Like here in the US, Brazil is being ravaged by coronavirus, making it impossible for people to go out to hear live jazz. Early on in quarantine, Brazilian jazz pianist Ricardo Bacelar (http://ricardobacelar.com.br) realized that it would be quite some time before clubs and concert venues would reopen so he decided to release a concert recording of his band performing at The Blue Note in Rio to remind music fans what live jazz sounds like. Filled with the unique energy, warmth and ambiance that is live jazz, “Ricardo Bacelar: Live in Rio (Ao Vivo No Rio)” drops August 21 as a digital-only release.

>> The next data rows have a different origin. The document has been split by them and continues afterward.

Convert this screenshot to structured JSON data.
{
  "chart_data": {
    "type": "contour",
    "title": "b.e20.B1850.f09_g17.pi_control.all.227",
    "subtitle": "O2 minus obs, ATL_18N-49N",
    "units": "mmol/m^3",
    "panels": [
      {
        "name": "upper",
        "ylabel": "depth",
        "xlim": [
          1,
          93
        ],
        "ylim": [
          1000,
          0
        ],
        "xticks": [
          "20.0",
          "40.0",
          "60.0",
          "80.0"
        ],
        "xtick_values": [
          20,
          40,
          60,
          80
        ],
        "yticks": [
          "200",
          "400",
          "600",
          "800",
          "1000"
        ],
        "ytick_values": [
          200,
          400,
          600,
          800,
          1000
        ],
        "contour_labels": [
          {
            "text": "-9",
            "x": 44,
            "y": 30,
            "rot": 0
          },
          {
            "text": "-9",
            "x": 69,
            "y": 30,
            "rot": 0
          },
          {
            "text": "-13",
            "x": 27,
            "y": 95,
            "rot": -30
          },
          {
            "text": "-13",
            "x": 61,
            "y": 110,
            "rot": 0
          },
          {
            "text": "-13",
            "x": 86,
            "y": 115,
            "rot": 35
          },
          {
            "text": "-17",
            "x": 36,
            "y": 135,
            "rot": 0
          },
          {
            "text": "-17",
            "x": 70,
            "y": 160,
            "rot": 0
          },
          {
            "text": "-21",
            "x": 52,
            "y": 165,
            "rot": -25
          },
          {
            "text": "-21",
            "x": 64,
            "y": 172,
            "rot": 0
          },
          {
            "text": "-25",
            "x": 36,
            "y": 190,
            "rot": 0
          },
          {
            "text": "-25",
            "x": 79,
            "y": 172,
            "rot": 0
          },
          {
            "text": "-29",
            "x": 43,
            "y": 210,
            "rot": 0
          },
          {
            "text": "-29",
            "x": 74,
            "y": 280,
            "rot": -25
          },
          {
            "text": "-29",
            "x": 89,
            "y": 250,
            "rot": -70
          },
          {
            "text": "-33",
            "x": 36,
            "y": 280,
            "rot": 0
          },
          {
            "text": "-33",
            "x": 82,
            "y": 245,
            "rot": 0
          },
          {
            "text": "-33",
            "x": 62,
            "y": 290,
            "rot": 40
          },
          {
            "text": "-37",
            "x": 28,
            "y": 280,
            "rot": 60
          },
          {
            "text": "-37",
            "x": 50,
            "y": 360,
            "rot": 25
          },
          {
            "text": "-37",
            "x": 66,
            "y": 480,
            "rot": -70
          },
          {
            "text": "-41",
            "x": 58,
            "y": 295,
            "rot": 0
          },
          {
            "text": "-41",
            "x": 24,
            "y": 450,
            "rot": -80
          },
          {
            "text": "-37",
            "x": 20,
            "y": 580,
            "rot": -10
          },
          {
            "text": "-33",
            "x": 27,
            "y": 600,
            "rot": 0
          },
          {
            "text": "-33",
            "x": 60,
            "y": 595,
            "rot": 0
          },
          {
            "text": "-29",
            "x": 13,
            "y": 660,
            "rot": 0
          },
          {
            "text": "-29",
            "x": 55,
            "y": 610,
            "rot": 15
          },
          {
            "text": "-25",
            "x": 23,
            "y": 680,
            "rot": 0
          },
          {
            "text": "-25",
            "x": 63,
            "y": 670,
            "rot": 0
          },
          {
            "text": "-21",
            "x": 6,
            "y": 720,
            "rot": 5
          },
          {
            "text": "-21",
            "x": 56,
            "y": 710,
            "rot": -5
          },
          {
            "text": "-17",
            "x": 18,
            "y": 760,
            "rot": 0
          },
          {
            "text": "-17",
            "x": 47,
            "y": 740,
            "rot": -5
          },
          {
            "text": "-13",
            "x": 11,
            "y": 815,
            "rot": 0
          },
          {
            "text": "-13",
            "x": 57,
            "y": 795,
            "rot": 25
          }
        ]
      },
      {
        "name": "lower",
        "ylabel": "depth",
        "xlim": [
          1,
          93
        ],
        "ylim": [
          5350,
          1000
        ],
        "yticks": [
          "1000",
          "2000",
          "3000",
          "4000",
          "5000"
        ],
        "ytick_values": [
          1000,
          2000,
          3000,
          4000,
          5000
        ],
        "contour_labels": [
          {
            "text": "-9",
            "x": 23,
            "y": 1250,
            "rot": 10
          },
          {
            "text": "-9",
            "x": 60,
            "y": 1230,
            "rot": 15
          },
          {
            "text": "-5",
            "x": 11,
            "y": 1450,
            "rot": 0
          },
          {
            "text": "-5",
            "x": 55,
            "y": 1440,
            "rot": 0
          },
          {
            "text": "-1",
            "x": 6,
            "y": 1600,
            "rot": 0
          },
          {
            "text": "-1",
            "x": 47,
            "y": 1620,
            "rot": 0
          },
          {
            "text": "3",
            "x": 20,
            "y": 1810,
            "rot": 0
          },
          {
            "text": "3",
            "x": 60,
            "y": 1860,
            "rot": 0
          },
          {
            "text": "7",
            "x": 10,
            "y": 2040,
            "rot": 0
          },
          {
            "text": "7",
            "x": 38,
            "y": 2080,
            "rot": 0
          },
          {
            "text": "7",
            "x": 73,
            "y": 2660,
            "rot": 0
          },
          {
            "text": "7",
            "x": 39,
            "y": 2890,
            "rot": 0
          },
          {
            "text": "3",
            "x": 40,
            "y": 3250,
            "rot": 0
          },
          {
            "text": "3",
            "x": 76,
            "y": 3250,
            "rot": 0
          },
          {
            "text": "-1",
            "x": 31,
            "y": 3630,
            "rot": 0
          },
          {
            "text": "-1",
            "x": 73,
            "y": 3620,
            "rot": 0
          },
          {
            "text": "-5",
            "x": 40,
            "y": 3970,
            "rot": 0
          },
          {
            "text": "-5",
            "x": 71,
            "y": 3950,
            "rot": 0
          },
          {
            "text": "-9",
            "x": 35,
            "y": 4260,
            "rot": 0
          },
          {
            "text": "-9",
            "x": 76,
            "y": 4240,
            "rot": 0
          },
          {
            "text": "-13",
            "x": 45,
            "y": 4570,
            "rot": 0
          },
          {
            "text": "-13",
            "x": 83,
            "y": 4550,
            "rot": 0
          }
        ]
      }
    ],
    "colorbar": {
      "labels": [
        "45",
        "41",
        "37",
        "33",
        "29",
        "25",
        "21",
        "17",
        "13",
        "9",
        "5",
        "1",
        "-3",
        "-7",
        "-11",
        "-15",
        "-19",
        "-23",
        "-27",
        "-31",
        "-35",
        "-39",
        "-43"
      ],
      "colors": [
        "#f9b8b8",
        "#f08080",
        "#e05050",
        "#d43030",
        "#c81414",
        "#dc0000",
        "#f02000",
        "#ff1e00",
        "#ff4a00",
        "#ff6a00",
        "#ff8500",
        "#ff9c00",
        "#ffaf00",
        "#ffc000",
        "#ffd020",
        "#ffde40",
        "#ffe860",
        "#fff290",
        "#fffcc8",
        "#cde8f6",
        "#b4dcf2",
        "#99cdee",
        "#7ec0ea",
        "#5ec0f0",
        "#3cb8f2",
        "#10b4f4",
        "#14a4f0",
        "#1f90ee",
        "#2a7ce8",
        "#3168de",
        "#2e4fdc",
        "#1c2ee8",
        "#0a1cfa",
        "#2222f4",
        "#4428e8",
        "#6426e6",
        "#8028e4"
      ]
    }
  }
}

During this period of dramatic change impacting the world, Bacelar chose to release a version of the Milton Nascimento classic “Nothing Will Be As It Was (Nada Sera Como Antes)” as the first single from “Live in Rio.” The duet sung in Portuguese by Bacelar and Brazilian vocalist-pianist Delia Fischer will begin collecting playlist adds this month.

The “Live in Rio” album was recorded two years ago while Bacelar was celebrating the release of his “Sebastiana” album. The set-list consists of songs written by Brazilian icons Nascimento, Tom Jobim, Gilberto Gil and Flora Purim along with American greats Benny Golson, Horace Silver, Pat Metheny and Chick Corea. Also included is a composition that Bacelar wrote with producer Cesar Lemos (Ricky Martin, Paulina Rubio) titled “Sernambetiba, 1992” from “Sebastiana.”